Since 2013, the average number of vendors in attendance each week has risen from the high teens to the mid-20s, yet also in that time more than 100 vendors have come and gone. Some of our “steady Eddies” weighed in about the cyclical nature of farmers markets, and their advice for weathering the long haul.
Studying the cycles
A veteran of multiple farmers markets throughout Greater Houston, Patricia d’Agrella with PEAS Farm said that consumable items make for more consistent sales. “You have to know your products and the cycles of your products,” she said. “For me, October through January is historically the slowest time but they’re strong months for other vendors.” She said vendors have to factor in considerations like customers’ New Year’s resolutions to eat healthier, vacation schedules, school routines and after-school activities.
“I know how much to harvest and how much to take to each market,” d’Agrella said. “That knowledge didn’t happen overnight. Any new market we try, we give it a year so that we can see the cycle of our products at that particular market because each one is unique.”

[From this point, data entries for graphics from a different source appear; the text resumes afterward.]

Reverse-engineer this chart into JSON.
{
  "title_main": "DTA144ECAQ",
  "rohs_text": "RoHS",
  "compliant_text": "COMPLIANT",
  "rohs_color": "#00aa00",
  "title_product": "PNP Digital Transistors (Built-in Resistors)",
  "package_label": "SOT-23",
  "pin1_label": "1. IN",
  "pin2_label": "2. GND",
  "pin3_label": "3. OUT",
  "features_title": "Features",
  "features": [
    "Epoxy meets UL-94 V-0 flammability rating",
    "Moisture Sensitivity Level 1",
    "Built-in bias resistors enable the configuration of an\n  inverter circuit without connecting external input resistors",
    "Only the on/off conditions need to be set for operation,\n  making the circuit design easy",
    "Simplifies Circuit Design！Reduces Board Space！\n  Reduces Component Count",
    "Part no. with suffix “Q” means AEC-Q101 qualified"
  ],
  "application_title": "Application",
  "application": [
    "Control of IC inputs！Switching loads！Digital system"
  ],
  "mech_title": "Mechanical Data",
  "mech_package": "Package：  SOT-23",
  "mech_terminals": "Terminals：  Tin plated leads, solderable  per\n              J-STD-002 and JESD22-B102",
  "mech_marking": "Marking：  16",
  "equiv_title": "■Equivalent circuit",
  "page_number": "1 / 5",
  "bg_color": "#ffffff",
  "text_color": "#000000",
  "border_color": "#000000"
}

Chris Kohnke with Pure Texas Honey also recommended new vendors try to stick it out for a full year before deciding whether or not the market is right for them. “It takes at least 12 months for things to be measurable. I’m in this for the long haul and if you don’t go into it thinking that way and you don’t plan for that, you’re not going to make it. There are seasonal cycles to any business and a farmers market is no exception. Have a plan, work the plan and stick to the plan until you have evidence to say otherwise.”
Neither passive nor pushy
Kohnke added that while there are a lot of factors beyond his control, like the weather or bad traffic, “I can control my product mix and how to interact appropriately with my customers and even with people passing by,” he said. “Also, you have to learn how to gauge your customers. Is someone simply stopping to buy honey, are they shopping for gifts, are they searching for something specific, are they budget shopping or are they looking to throw down some serious money?”
d’Agrella echoed that customer engagement is essential to long-term success. “You sell from your feet, not your seat,” she said. “You can’t be on your phone. You simply must make eye contact and interact with people passing by. Whether they buy something from you or not, you simply have to engage people. I say hello to everyone who comes by my tent, whether they stop or don’t. You can’t be pushy, but you can’t be passive either.”